Hackers have reportedly hit iconic collectable trading cards manufacturing firm Topps. The company's popular products include Star Wars, Disney's Frozen, Top Gear and the UEFA champion league. The firm reportedly believes that hackers may have gained access to users' sensitive personal and financial information.
The data breach occurred earlier in the year and likely saw hackers making away with user information, including debit and credit card data. Topps told BBC that the security vulnerability has been fixed. The firm is also offering customers one year worth of free identity theft protection.
Topps sent out email notifications to customers in October, which read, "[They] may have gained access to names, addresses, email addresses, phone numbers, credit or debit card numbers, card expiration dates and card verification numbers for customers [who made purchases] between approximately 30 July 2016 and 12 October 2016."
"The really unforgivable aspect here is the loss of credit card details," said cyber-security expert Prof Alan Woodward from Surrey University."If this was an external attack, these details just should not be accessible or readable.

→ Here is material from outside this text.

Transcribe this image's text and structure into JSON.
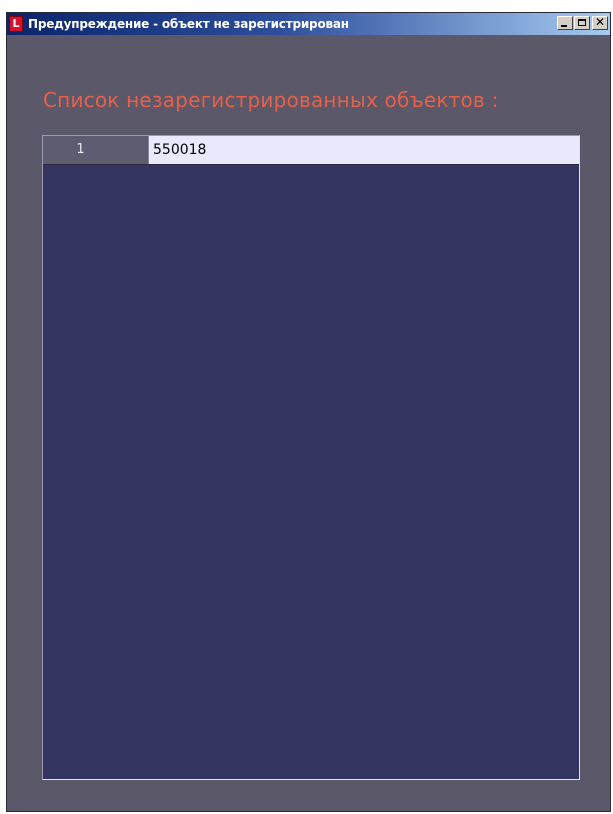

An obvious question is, 'was the customers financial data encrypted?' If not that should attract some heavy attention from the appropriate regulators."
2016 has seen epic data breaches, many of which saw sensitive user data stolen and later leaked on underground hacker forums or dark web marketplaces, which listed the stolen records for sale. The shocking 1bn Yahoo hack shook the tech sector. Alarmingly, InfoArmour researcher Andrew Komarov claimed to have uncovered that the entire batch of stolen Yahoo accounts have already been sold on the dark web by Eastern European hacker group called "Group E", for roughly $300,000.
Topps is yet to clarify details of the hack. The firm has not yet confirmed how many users may have been affected by the breach or how and why users' payment card details were at risk. It is still uncertain if any of the potentially stolen data have been leaked online. The identity and location of the attackers also remains a mystery.